Interfacial kinetics regulation and electrochemical optimization in ultrasonic-induced sponge cadmium nucleation.

The cementation method has become the dominant method for recovering cadmium from copper-cadmium slag leach solution due to its low cost and safety features. However, the conventional method has several limitations, including low zinc powder utilization, low sponge cadmium purity, and an extended production cycle. These limitations primarily stem from zinc powder agglomeration and the subsequent coverage of zinc particles by the product layer. In this study, the ultrasonic-enhanced zinc powder cementation process is proposed. Ultrasonic effectively dissociates the agglomeration and accelerate the reaction rate, improving the utilization of zinc powder and the grade of sponge cadmium.
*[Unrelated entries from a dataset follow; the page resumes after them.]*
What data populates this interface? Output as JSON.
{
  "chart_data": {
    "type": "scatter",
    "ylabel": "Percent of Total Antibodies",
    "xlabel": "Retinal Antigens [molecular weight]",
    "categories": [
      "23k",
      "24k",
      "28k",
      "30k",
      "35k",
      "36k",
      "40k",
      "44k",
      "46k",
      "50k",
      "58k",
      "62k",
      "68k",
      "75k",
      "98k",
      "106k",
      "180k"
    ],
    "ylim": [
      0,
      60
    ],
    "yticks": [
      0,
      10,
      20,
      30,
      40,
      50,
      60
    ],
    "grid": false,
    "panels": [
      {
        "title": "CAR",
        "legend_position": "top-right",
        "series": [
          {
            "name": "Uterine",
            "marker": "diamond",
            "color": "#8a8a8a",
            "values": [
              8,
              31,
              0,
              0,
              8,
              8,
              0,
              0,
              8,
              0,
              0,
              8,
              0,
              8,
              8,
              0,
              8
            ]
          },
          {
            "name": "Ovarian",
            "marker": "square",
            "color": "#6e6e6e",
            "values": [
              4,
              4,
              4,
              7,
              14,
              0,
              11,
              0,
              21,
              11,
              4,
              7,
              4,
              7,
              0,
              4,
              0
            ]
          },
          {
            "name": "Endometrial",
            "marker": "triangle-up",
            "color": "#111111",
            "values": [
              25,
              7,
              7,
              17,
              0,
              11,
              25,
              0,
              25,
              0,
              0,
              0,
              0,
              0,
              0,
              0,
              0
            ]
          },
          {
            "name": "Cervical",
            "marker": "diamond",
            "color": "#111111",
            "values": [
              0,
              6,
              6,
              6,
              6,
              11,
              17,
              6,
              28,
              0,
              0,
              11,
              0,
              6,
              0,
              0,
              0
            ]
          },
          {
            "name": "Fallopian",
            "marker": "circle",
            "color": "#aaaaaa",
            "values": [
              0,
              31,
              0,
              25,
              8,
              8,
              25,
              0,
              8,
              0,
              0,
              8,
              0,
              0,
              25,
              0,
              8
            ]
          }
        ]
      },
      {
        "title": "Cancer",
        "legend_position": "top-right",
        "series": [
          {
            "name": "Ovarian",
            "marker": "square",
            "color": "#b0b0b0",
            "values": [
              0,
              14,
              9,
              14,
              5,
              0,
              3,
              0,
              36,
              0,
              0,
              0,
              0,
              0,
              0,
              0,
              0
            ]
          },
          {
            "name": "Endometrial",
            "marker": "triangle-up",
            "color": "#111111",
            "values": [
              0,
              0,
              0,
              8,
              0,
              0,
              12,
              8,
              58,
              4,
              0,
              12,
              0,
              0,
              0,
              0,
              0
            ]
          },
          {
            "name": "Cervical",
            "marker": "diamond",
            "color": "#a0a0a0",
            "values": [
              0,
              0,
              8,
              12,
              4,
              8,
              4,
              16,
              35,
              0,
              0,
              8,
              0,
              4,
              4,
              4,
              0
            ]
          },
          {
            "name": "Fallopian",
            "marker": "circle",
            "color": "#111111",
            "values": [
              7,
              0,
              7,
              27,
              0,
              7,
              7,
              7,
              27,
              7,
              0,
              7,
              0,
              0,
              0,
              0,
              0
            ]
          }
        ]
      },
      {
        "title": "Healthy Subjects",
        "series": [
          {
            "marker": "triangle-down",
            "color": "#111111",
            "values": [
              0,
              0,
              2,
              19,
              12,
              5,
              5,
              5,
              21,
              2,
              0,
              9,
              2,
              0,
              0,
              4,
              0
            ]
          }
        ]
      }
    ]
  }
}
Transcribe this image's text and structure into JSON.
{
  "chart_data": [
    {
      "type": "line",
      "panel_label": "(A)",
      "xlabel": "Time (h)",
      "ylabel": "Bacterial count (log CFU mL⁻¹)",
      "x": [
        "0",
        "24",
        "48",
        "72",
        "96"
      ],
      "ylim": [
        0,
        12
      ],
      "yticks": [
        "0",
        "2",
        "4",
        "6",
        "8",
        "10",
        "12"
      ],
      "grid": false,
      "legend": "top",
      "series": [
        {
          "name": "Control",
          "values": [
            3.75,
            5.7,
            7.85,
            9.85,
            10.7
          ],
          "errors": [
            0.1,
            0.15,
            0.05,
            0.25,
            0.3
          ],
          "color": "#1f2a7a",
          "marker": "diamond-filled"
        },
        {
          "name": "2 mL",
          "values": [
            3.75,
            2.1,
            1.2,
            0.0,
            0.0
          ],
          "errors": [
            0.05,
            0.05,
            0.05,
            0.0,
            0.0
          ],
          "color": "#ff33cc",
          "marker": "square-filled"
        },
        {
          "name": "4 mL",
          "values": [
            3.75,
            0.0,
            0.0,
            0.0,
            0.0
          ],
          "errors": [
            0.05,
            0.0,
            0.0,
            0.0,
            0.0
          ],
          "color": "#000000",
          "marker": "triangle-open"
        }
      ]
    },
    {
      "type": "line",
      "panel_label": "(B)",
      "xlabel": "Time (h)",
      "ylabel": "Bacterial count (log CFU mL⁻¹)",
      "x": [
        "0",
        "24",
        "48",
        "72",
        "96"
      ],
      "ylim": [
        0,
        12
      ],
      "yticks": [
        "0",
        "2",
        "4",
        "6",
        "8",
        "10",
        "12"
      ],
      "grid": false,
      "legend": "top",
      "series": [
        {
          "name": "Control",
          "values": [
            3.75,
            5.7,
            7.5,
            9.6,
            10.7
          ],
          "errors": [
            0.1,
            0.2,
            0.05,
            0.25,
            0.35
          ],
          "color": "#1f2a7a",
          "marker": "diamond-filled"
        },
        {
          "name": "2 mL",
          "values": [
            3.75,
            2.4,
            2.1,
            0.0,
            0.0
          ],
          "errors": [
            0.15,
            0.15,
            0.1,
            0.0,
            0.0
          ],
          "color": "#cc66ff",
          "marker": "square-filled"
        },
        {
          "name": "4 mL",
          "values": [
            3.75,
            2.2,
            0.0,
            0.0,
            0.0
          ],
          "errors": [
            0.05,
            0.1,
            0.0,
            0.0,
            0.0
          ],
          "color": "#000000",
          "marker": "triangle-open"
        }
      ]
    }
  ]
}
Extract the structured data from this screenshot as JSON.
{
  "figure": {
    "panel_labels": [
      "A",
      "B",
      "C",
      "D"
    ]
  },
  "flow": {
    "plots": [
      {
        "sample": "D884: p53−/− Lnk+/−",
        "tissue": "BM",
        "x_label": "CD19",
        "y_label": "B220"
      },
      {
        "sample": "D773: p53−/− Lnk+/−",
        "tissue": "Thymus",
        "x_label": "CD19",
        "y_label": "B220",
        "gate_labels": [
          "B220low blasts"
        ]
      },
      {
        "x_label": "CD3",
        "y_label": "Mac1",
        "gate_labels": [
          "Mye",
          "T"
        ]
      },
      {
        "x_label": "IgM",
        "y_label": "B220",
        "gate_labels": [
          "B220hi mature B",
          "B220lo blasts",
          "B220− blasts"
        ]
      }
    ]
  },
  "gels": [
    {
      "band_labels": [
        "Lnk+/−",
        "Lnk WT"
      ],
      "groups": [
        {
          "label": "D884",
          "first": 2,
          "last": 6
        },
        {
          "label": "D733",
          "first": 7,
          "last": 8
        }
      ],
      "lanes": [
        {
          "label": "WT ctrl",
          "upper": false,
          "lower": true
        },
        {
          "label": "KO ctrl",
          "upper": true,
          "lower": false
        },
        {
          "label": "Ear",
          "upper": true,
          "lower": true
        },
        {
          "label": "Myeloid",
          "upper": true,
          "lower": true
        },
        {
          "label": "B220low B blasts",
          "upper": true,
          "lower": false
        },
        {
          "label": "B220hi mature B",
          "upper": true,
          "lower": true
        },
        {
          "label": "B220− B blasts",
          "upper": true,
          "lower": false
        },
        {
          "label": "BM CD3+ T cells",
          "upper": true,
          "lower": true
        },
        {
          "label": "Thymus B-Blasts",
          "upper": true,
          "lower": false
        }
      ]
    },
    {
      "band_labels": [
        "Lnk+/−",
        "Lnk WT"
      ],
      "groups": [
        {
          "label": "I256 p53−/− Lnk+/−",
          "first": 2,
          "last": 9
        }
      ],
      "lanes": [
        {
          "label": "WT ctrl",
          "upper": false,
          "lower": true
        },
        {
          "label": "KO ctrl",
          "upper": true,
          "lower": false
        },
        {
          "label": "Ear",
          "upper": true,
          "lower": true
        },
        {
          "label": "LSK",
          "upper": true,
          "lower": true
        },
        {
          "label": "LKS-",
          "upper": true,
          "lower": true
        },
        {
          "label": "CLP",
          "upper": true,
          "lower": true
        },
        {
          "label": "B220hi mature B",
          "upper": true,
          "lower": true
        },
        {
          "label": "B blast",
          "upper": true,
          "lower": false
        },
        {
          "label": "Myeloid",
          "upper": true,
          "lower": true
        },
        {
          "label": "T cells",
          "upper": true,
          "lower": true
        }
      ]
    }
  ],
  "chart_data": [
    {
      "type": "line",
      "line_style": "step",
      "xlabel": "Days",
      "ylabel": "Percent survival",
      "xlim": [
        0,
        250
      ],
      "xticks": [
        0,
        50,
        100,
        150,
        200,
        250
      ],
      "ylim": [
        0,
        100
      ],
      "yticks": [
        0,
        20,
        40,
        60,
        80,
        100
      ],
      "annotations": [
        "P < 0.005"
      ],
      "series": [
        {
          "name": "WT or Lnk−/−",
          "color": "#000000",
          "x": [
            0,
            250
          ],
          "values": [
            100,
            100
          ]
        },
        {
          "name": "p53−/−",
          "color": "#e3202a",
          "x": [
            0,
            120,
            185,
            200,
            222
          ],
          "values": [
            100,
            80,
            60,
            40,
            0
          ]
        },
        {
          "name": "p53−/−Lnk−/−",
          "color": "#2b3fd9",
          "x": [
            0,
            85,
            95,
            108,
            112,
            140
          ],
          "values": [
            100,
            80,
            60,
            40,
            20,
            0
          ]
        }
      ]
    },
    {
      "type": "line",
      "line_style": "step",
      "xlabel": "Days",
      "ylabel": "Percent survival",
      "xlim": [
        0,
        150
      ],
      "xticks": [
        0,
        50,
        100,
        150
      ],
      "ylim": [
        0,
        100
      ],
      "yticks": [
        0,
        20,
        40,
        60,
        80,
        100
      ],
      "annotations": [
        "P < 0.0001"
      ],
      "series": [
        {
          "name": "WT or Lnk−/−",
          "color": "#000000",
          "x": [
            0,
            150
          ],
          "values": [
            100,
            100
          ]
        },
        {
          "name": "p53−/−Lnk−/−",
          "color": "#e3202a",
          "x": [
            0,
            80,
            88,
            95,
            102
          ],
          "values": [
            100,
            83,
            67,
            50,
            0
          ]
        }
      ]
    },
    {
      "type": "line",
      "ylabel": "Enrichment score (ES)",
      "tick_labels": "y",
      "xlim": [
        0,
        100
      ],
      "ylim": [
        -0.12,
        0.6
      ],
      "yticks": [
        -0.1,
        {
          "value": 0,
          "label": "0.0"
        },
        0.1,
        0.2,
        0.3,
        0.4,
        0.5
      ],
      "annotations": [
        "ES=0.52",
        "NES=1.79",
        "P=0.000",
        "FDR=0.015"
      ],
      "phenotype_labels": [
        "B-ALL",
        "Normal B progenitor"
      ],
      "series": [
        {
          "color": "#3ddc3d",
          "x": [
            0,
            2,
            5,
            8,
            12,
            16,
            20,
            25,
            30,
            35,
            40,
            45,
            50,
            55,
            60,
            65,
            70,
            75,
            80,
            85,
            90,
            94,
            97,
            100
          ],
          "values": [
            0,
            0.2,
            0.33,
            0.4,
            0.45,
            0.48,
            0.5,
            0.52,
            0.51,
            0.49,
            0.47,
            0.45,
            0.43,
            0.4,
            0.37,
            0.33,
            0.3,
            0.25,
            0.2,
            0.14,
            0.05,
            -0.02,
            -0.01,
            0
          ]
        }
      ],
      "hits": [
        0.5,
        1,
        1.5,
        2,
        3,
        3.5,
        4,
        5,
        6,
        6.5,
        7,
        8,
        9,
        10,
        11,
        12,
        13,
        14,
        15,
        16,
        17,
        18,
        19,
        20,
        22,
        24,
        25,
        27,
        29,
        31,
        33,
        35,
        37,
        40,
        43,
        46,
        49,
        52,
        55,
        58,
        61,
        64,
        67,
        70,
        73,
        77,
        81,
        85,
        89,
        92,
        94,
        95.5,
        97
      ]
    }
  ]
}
The cadmium cementation efficiency and the grade of sponge cadmium are increased by 24.56 % and 23.11 %. Kinetic experiments reveal that ultrasonic reduced the apparent activation energy by 21.34 kJ/mol. Moreover, the reduction potential exhibits a positive shift from -2.731 V to -2.432 V (vs. SCE). The current density increases from 0.146 A/cm² to 0.199 A/cm². The self-corrosion potential reduces from -1.411 V to -1.453 V (vs. SCE). Simple economic analysis indicates that the benefits under ultrasonic method are significantly higher than conventional method. This work provides new insights into the application of ultrasonic in the recovery of cadmium from copper-cadmium slag.